Improving Reinforcement Learning Sample-Efficiency using Local Approximation

In this study, we derive Probably Approximately Correct (PAC) bounds on the asymptotic sample-complexity for RL within the infinite-horizon Markov Decision Process (MDP) setting that are sharper than those in existing literature. The premise of our study is twofold: firstly, the further two states are from each other, transition-wise, the less relevant the value of the first state is when learning the $\epsilon$-optimal value of the second; secondly, the amount of 'effort', sample-complexity-wise, expended in learning the $\epsilon$-optimal value of a state is independent of the number of samples required to learn the $\epsilon$-optimal value of a second state that is a sufficient number of transitions away from the first.

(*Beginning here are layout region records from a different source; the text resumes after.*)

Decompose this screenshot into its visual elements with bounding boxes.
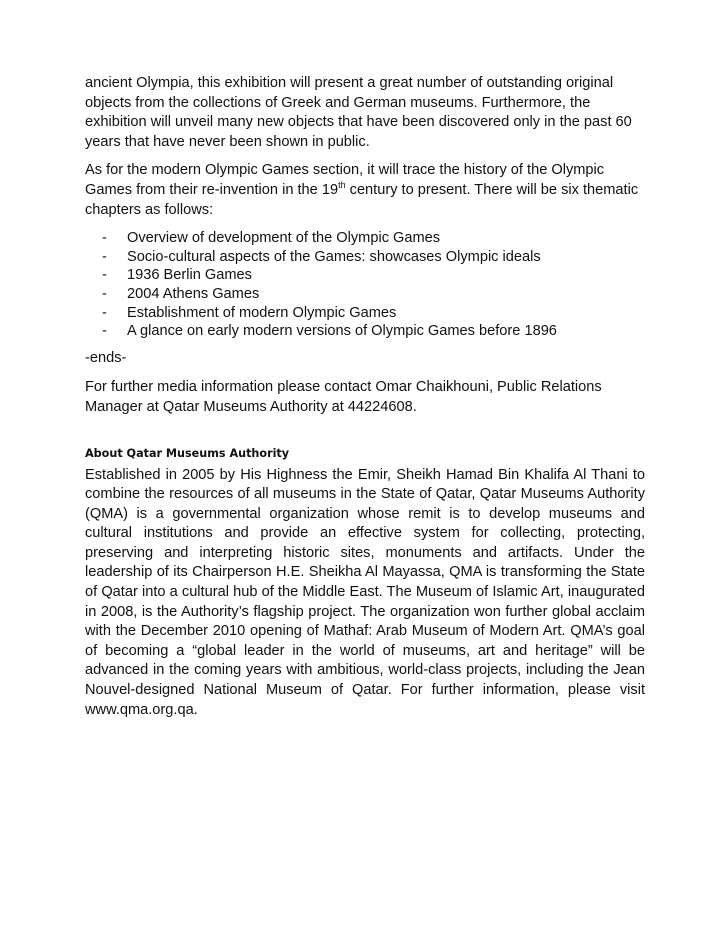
list-item	[85, 304, 645, 323]
bullet-dash: -	[102, 230, 107, 247]
modern-games-text-end: century to present. There will be six thematic chapters as follows:	[85, 181, 639, 218]
intro-paragraph: ancient Olympia, this exhibition will present a great number of outstanding original objects from the collections of Greek and German museums. Furthermore, the exhibition will unveil many new objects that have been discovered only in the past 60 years that have never been shown in public.	[85, 75, 632, 150]
list-item-text: A glance on early modern versions of Olympic Games before 1896	[127, 323, 557, 340]
bullet-dash: -	[102, 323, 107, 340]
media-contact-paragraph: For further media information please contact Omar Chaikhouni, Public Relations Manager at Qatar Museums Authority at 44224608.	[85, 379, 602, 415]
list-item-text: Overview of development of the Olympic Games	[127, 230, 441, 247]
about-section-body: Established in 2005 by His Highness the Emir, Sheikh Hamad Bin Khalifa Al Thani to combine the resources of all museums in the State of Qatar, Qatar Museums Authority (QMA) is a governmental organization whose remit is to develop museums and cultural institutions and provide an effective system for collecting, protecting, preserving and interpreting historic sites, monuments and artifacts. Under the leadership of its Chairperson H.E. Sheikha Al Mayassa, QMA is transforming the State of Qatar into a cultural hub of the Middle East. The Museum of Islamic Art, inaugurated in 2008, is the Authority’s flagship project. The organization won further global acclaim with the December 2010 opening of Mathaf: Arab Museum of Modern Art. QMA’s goal of becoming a “global leader in the world of museums, art and heritage” will be advanced in the coming years with ambitious, world-class projects, including the Jean Nouvel-designed National Museum of Qatar. For further information, please visit www.qma.org.qa.	[85, 466, 645, 718]
list-item-text: Socio-cultural aspects of the Games: showcases Olympic ideals	[127, 248, 541, 265]
ends-marker: -ends-	[85, 349, 127, 366]
list-item	[85, 285, 645, 304]
bullet-dash: -	[102, 248, 107, 265]
bullet-dash: -	[102, 285, 107, 302]
superscript-th: th	[338, 180, 346, 191]
modern-games-paragraph	[85, 161, 645, 220]
list-item	[85, 248, 645, 267]
list-item	[85, 229, 645, 248]
list-item	[85, 322, 645, 341]
list-item-text: Establishment of modern Olympic Games	[127, 304, 397, 321]
document-page	[85, 74, 645, 720]
bullet-dash: -	[102, 304, 107, 321]
list-item-text: 1936 Berlin Games	[127, 267, 252, 284]
thematic-chapters-list	[85, 229, 645, 341]
about-section-heading: About Qatar Museums Authority	[85, 446, 290, 460]
bullet-dash: -	[102, 267, 107, 284]
list-item	[85, 266, 645, 285]
list-item-text: 2004 Athens Games	[127, 285, 260, 302]
modern-games-text-start: As for the modern Olympic Games section, it will trace the history of the Olympic Games from their re-invention in the 19	[85, 162, 605, 198]
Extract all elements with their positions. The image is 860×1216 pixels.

Inversely, states within each other's vicinity have values that are dependent on each other and will require a similar number of samples to learn. By approximating the original MDP using smaller MDPs constructed using subsets of the original's state-space, we are able to reduce the sample-complexity by a logarithmic factor to $O(SA \log A)$ timesteps, where $S$ and $A$ are the state and action space sizes. We are able to extend these results to an infinite-horizon, model-free setting by constructing a PAC-MDP algorithm with the aforementioned sample-complexity. We conclude with showing how significant the improvement is by comparing our algorithm against prior work in an experimental setting.